Vulgate Verses 1: Latin

 

1. (Wisdom 6:12) Clara est sapientia.

2. (Psalms 31:3) Petra mea es.

3. (Psalms 89:11) Tua est terra.

4. (Psalms 57:10) Magna misericordia tua.

5. (Azariah 4) Viae tuae rectae.

6. (Isaiah 55:8) Non viae vestrae viae meae.

7. (I Chron. 29:12) Tuae divitiae et tua est gloria.

8. (Rev. 22:16) Sum stella splendida et matutina.

9. (Luke 10:41) Martha, Martha, sollicita es.

10. (Song of Sol. 4:1) Quam pulchra es, amica mea.

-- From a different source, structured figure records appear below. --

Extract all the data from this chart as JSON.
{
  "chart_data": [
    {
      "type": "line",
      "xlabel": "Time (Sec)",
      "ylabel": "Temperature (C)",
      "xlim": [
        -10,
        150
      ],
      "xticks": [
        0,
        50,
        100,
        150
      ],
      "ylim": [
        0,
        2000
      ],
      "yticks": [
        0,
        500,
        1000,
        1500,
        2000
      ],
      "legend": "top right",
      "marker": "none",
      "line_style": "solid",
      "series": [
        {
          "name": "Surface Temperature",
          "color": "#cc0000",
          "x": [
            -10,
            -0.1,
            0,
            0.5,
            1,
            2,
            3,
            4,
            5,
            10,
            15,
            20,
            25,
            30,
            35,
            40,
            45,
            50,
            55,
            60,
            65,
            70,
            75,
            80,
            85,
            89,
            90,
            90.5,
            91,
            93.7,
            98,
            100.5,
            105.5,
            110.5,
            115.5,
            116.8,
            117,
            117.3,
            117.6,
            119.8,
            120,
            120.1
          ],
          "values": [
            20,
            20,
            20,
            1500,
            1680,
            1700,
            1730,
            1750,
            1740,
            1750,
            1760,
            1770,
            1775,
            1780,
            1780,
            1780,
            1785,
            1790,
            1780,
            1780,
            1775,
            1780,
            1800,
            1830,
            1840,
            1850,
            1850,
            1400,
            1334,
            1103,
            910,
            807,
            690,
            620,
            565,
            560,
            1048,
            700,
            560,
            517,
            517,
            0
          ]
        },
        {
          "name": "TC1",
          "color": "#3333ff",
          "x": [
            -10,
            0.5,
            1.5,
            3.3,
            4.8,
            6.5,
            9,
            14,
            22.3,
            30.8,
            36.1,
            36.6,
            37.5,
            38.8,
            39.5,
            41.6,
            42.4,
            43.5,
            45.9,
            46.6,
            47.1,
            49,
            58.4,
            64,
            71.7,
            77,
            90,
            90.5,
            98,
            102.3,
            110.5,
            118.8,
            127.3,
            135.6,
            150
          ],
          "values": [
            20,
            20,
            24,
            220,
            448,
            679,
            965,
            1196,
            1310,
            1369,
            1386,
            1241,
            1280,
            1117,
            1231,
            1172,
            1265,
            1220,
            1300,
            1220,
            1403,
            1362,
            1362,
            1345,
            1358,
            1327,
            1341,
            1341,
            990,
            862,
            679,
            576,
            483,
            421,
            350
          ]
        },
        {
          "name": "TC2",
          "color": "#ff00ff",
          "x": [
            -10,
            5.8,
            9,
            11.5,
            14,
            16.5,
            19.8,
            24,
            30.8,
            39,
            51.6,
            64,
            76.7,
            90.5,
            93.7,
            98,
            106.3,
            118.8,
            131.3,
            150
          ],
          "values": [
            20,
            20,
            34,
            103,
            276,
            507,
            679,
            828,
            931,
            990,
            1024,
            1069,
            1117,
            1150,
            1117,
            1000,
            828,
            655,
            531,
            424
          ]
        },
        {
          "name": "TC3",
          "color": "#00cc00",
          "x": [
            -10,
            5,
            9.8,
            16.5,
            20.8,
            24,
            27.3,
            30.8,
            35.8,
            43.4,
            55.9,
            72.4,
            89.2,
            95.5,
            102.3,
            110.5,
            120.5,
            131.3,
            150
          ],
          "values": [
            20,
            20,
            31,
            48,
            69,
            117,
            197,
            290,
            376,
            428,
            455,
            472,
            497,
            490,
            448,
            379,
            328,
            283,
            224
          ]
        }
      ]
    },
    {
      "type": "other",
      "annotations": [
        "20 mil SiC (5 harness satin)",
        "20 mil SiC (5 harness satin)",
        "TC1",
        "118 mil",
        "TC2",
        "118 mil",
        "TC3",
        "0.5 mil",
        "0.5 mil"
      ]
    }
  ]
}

11. (I Chron. 29:11) Tua est magnificentia et potentia.

 

Audio

 



 

Study Guide

 

1. This verse is from the apocryphal book of Wisdom. Sapientia, "wisdom," is strongly personified as feminine in Latin, as you can see here. The Latin adjective clarus can mean "clear, bright, shining," but it also has the wider, metaphorical connotations of "illustrious, glorious," etc. This is of course where we get the English names Clara, Claire, and so on. The original meaning of the Latin word was closer to something like "clear-sounding," related to the verb clamare, "to shout out."

 

2. The verb es already conveys the subject of the verb, "you," so no pronoun is needed in Latin. Compare Matthew 16:18, ego dico tibi quia tu es Petrus et super hanc petram aedificabo ecclesiam meam.

 

3. Here the adjective tua is being used predicatively. To keep the same word order as in Latin, you could say: "Yours is the earth."

 

4. Notice that here the verb is implied, not stated: Magna (est) misericordia tua. The sentence structure is the same as in Verse #3, but with the verb omitted.

 

5. Here again the verb is implied: Viae tuae (sunt) rectae. Notice also the freedom of the Latin word order: the predicate can come at the end of the sentence, as here, or first in the sentence, as in the preceding two verses. This verse is from the apocryphal portion of Daniel called the "Prayer of Azariah."

 

6. The verb is again implied: Non (sunt) viae vestrae viae meae. Try to get used to reading these Latin sentences out loud and letting them convey their meaning without a stated verb of being.

 

7. This verse has a parallel structure. In one portion, the verb is omitted, tuae (sunt) divitiae, while the verb is supplied in the second portion: tua est gloria.

 

8. This beautiful verse comes from the book of Revelation. The verb shows that the subject is ego, "I" - and the speaker's identity is revealed in the complete verse as Jesus: Ego Iesus misi angelum meum testificari vobis haec in ecclesiis; ego sum radix et genus David stella splendida et matutina, "I, Jesus, have sent my angel to testify to you these things in the churches; I am the root and tribe of David, the bright and morning star."

 

9. In this verse, Jesus is addressing Martha, the sister of Mary. The name Martha is here in the vocative case.

 

10. In this verse from the Song of Songs, the noun phrase amica mea is in the vocative case. The word quam has many functions in Latin. Here it is an adverb being used in an exclamatory fashion (you could even add an exclamation mark at the end of the sentence, if you want).

 

11. This verse shows how in Latin an adjective can agree with the nearest noun. You can understand that as a form of implied parallelism: Tua est magnificentia et (tua est) potentia.